ALS prognosis modelling has been already been extensively researched in the past. Random forest models were frequently tested15,36,37,39,40,41, repeatedly outperforming other machine learning models. As logistic regression is a probabilistic model, it seemed interesting to compare our model with these two machine learning models. Given the strong correlation between age and baseline ALSFRS features and projection space coordinates, evaluating model performance on this feature subset was also valuable. Given the imbalance with regards to the outcome (as \(75\%\) of patients survived 12 months), accuracy alone would not have been a reliable performance metric.

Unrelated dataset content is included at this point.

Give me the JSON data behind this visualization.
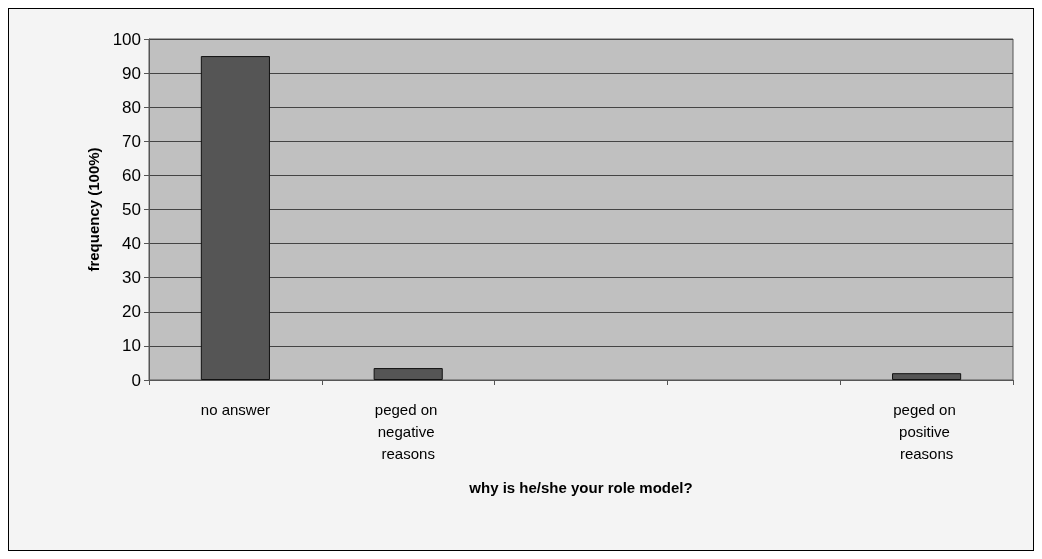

Precision and recall metrics provided a finer understanding of model weaknesses and strengths. As performance metrics were calculated differently for our model and the other machine learning models, where individual predictions were available for all patients, performance results should be viewed with caution.

Given the cell sample size, the estimated survival probability for each cell was not directly used for prognosis estimation, as the confidence interval was not narrow enough. Although each cell carried limited survival information on its own; combined, they were useful in understanding the differences in spatial distribution. Sample size was crucial as it directly influenced the level of detail for the projection space division. A larger data sample would be required to define more zones with distinct survival rates. Dividing the projection space in three was deemed the most appropriate approach given the patient distribution and sample size. Based on the available data, we had to deal with the trade-off between prognosis personalisation and narrow confidence bounds for survival. Testing on external RW data was necessary to assess model ability to scale up and model validity as it was designed using trial patients. Only minor differences were observed when assessing zone membership. A large number of patients were assigned to the low survival rate zone. This is clearly explained by the fact that clinical trials have inclusion criteria which select less severe patients. Additional RW data could correct this bias and limit the resulting over-optimistic prognosis it entails.

In conclusion, we have successfully implemented a simple 1-year survival model partially based on a novel non-linear unsupervised learning method. Further work will be needed to extend our analyses to other prognosis outcomes, such as functional loss and clinical staging systems. Given the relatively low incidence of ALS compared to other neurodegenerative conditions, robust international collaborations are necessary to collect large datasets and build precision models42. Notwithstanding the constraints of the available data, we have demonstrated that combining UMAP with a probabilistic and spatial distribution analysis, important correlations can be unravelled.